Health - Patients' Bill of Rights

Patients´ Bill of Rights

Press Accounts

Lobbyists received $60m to fight HMO legislation
November 28, 1998

Associated Press

By Jonathan D. Salant

WASHINGTON - Insurance companies and their allies in the fight against new regulations for managed health care spent an average $112,000 per lawmaker to lobby Congress in the first half of this year.

The $60 million lobbying outlay was four times the $14 million-plus spent by medical organizations, trial lawyers, unions, and consumer groups to press for passage of the so-called Patients Bill of Rights, disclosure reports filed with the secretary of the Senate show.

Not all of the money went for lobbying on managed care, because many groups opposed to the changes also talked to members of Congress about other issues.

The $60 million lobbying tab is 50 percent higher than the $40 million that tobacco interests spent between January and June to kill legislation to raise cigarette taxes to curb teenage smoking.

The figure does not include $11 million spent on advertising against the managed care legislation, nor millions of dollars in campaign contributions that opponents of new regulation made in the just-concluded congressional campaigns.

The proposed regulations, which would govern health plans known as managed care or health maintenance organizations, are supposed to give patients more power to challenge decisions about their care.

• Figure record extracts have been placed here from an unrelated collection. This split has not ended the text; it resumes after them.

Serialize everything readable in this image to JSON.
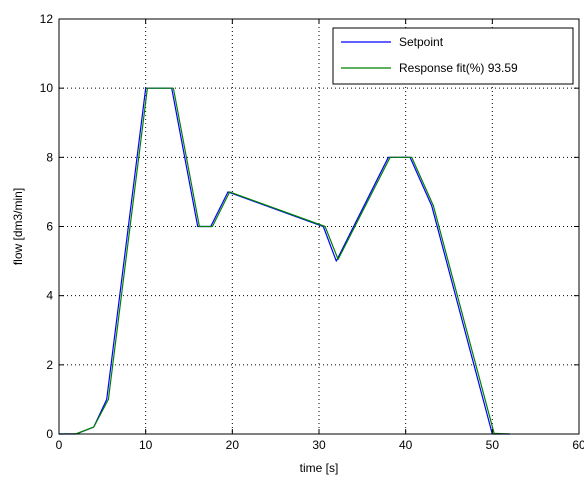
{
  "chart_data": {
    "type": "line",
    "title": "",
    "xlabel": "time [s]",
    "ylabel": "flow  [dm3/min]",
    "xlim": [
      0,
      60
    ],
    "ylim": [
      0,
      12
    ],
    "xticks": [
      0,
      10,
      20,
      30,
      40,
      50,
      60
    ],
    "yticks": [
      0,
      2,
      4,
      6,
      8,
      10,
      12
    ],
    "xtick_labels": [
      "0",
      "10",
      "20",
      "30",
      "40",
      "50",
      "60"
    ],
    "ytick_labels": [
      "0",
      "2",
      "4",
      "6",
      "8",
      "10",
      "12"
    ],
    "grid": true,
    "legend_position": "top-right",
    "series": [
      {
        "name": "Setpoint",
        "color": "#0000ff",
        "x": [
          0,
          2,
          4,
          5.5,
          7,
          10,
          13,
          14.5,
          16,
          17.5,
          19.5,
          30.5,
          32,
          38,
          40.5,
          43,
          50,
          52
        ],
        "y": [
          0,
          0,
          0.2,
          1,
          4,
          10,
          10,
          8,
          6,
          6,
          7,
          6,
          5,
          8,
          8,
          6.6,
          0,
          0
        ]
      },
      {
        "name": "Response  fit(%) 93.59",
        "color": "#008000",
        "x": [
          0,
          2,
          4,
          5.7,
          7.2,
          10.2,
          13.2,
          14.7,
          16.2,
          17.7,
          19.7,
          30.7,
          32.2,
          38.2,
          40.7,
          43.2,
          50.2,
          52
        ],
        "y": [
          0,
          0.01,
          0.2,
          1,
          4,
          10,
          10,
          8,
          6,
          6,
          7,
          6,
          5.05,
          8,
          8,
          6.6,
          0.02,
          0
        ]
      }
    ]
  }
}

Opponents said the restrictions would push the cost of health insurance plans so high that small businesses could no longer afford to insure their workers.

"They're high-paid lobbyists walking the halls of Capitol Hill, getting access to members in order to make their pitch on managed care reform," said Jim Manley, a spokesman for Senator Edward M. Kennedy, a proponent of the legislation.

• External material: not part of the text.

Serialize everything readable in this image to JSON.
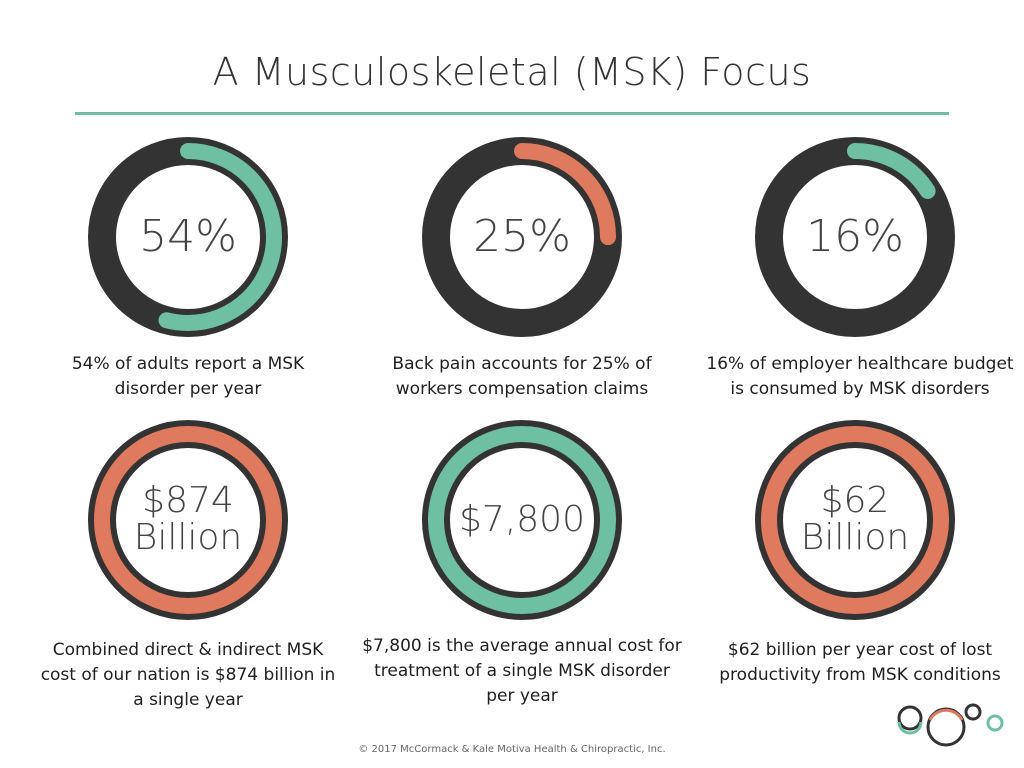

The US Chamber of Commerce spent more money lobbying than any other group in the health-care debate, $8 million. "That's not just health care, it's environmental issues, it's labor policy, it's tax policy, it's work force training issues, and it's health-care policy," chamber spokesman Frank Coleman said. "Stopping trial lawyers and their agenda of allowing patients of HMOs to sue the companies that provide them the health care was a chamber top priority."

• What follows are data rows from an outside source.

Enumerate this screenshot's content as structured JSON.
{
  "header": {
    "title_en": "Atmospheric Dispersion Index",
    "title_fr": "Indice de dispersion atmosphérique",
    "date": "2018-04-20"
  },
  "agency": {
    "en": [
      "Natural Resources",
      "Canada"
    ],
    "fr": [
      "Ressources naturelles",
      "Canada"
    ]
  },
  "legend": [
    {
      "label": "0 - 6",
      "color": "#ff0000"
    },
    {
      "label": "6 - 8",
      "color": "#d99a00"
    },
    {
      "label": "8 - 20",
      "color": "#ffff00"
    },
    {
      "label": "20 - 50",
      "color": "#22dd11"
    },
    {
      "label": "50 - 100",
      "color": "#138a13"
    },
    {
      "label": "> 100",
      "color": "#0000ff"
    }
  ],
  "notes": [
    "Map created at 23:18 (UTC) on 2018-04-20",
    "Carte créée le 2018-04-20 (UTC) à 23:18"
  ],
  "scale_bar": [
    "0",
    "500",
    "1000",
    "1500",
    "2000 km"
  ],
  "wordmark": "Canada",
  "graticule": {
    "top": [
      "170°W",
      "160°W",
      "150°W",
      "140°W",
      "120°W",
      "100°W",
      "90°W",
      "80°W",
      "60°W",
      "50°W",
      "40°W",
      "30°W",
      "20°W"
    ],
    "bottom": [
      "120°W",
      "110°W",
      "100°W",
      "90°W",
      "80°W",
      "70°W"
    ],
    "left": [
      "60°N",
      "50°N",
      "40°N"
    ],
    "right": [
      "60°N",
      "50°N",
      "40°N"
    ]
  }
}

Both sides are gearing up to fight the battle again in the 106th Congress. President Clinton and Democratic congressional leaders have said the first order of business should be to pass new HMO regulations, and several Republican lawmakers also support new rules.

Meanwhile, the legislation's foes are planning strategy for next year. "This will be a large effort once again," said Dan Danner of the Health Benefits Coalition. "The stakes are very high."